Historic site in Rockbridge County, Virginia, US

The Cedar Hill Church and Cemeteries are located in historic Rockbridge County, Virginia. The small log church, which also served as a schoolhouse, was built in 1874 evoking the history of Rockbridge County's African American community. The land was given by a white farmer named John Replogle and transferred to" Trustees for the Colored Baptist Congregation" A cemetery was established behind the church, marked today by a scattering of field stone memorials. Because of the rocky ground, a new cemetery was laid out at a separate location around 1890 and is still in use.
The Cedar Hill congregation was formed shortly after the Civil War. It consisted of African Americans that basically worked and lived on white-owned farms. The meetings were held in a log dwelling southwest of the present church. Later, the congregation met under a large oak tree that stood approximately one and a half miles west of the present church. Cedar Hill's oak tree meeting-place was similar to the brush arbor churches that many freedman congregations established in Virginia following the Civil war as temporary shelter. It is said that many members were buried near that oak tree that was called as the "Gospel Tree". The tree was destroyed by lightning around 1890, but the stump is still visible and a limb from it is kept at the present church as a historic memento.
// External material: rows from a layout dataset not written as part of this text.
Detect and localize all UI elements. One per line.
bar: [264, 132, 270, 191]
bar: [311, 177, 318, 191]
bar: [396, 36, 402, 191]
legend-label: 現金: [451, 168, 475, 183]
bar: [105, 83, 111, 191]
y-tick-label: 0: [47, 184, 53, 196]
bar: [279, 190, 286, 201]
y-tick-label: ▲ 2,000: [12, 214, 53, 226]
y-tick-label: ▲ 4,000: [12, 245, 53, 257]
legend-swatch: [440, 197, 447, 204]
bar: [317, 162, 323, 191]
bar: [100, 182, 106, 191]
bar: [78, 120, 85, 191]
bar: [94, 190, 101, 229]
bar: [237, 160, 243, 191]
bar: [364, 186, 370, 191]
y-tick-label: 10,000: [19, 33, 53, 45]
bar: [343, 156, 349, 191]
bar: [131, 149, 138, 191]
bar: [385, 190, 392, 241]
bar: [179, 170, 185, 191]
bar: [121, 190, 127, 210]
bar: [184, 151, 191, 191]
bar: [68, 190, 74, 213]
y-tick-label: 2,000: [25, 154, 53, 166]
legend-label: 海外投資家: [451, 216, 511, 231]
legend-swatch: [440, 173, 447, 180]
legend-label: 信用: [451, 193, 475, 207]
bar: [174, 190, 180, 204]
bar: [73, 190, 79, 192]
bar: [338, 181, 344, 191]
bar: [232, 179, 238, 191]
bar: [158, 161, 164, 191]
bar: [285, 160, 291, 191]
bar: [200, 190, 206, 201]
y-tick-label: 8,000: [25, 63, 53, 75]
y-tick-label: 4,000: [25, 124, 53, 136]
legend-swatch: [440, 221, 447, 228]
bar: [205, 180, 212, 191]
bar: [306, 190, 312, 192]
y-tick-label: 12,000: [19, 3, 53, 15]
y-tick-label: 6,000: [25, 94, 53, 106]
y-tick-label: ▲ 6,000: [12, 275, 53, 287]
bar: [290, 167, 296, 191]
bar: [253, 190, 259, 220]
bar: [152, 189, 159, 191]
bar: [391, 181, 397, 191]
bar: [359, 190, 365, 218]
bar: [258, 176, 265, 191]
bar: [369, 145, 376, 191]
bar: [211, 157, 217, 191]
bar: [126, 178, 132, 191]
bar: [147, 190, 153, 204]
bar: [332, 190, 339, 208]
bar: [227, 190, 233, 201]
By the late 1920s, the church began to lose many of its key members. Most moved to the nearest city, Lexington, where there was better opportunities for work and education. After 1939, the church sat idle for 26 years until a yearly homecoming was established in 1965. The annual homecomings are held at the church on the third Sunday in August.

Cedar Hill is acknowledged as an important site and illustration the African American heritage of rural Rockbridge County, Va. The Church is registered with the United States Department of the Interior National Park Service and National Register of Historic Places.

Cedar Hill Church and Cemeteries is a historic African-American church and two cemeteries located near Lexington, Rockbridge County, Virginia. It was built in 1874, and is a one-story, one room, log building sheathed in plain and beaded boards. Also on the property are the Old Cemetery, used during the late-19th century, and the New Cemetery, established in 1890 and still in use.

It was listed on the National Register of Historic Places in 2002.